I feel like the suggested distinction between bayes and science is somewhat forced. Before I knew of bayes, I knew of Occam's razor and its incredible role in science. I had always been under the impression that science favored simpler hypotheses. If it is suggested that we don't see people rigorously adhering to bayes theorem when developing hypotheses, then the answer to why is not because science doesn't value the simpler hypotheses suggested by bayes and priors, but because determining the simplest hypothesis is incredibly difficult to do in many cases. And this difficulty is acknowledged in the post. As is such, I'm not seeing science as diverging from bayes, the way its practiced is just a consequence of the admitted difficulty of finding the correct priors and determining the space of hypotheses.

Similarly, if the Bayesian answer is difficult to compute, that doesn't mean that Bayes is inapplicable; it means you don't know what the Bayesian answer is.

The author is far too free with the notion of the Bayesian answer.
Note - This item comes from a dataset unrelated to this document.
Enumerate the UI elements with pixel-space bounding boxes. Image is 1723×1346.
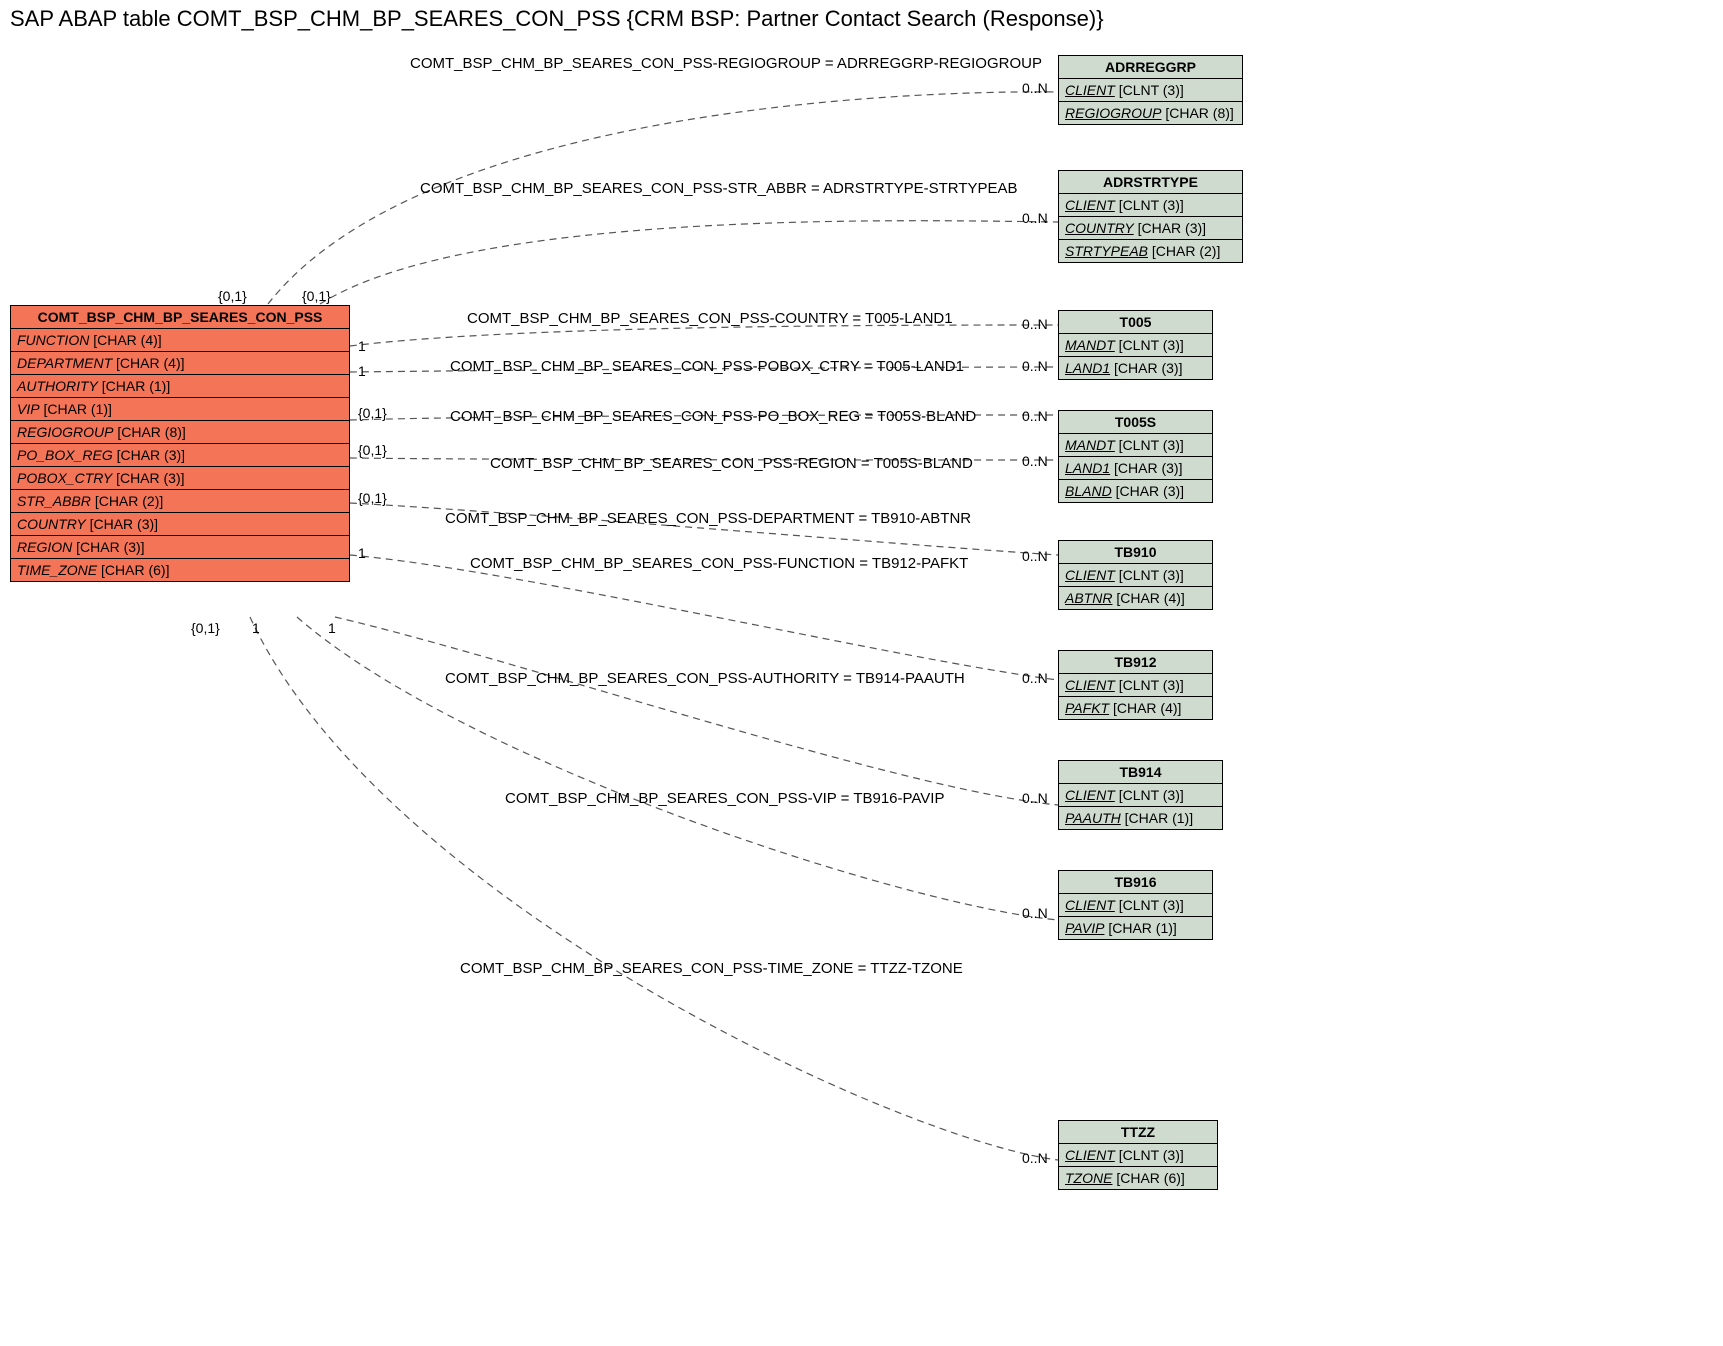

At the level of common practice there is meta-analysis, which is fraught with problems. There's subjective Bayesianism, which is fine in principle, but in practice has the same limitations: why should that be my prior? what underlying mechanism can explain all these inconsistently measured results and how do I formulate all those complicating possibilities into a likelihood function? Objective priors are a perennial subject of research in statistics which help somewhat in simple parametric problems. Non-parametric priors (e.g. Dirichlet, Gaussian, Levy, ... processes) can be made to work in some cases, but aren't easy to formulate in statistically efficient, computationally efficient, or even sensible (e.g. statistically consistent) ways, in general. AIXI and Solomonoff priors hold out tantalizing theoretical possibilities, but these are not yet practicable.

The best practice of smart scientists and statisticians in my experience is a process of iterative refinement. (This is true both in their own head and in the conduct of "Science." Call it a computational shortcut, if you will, designed to accomodate our limited human brains. Importantly, it also let's us stand on the shoulders of the giants who came before.)

One conducts experiments, build models and hypotheses, tests predictions, and conducts new experiments. Bayesian inference is only a consistent way to procede to the truth if the prior contains mass on that truth. Often reality turns out to be more complicated than we had any business imagining it to be before conducting the experiments, and practicable priors would have missed out on it.

The main point here then is that iteration and testing of models happens as a part of the process of understanding an experiment / analyzing data, not just at the level of designing a sequence of experiments.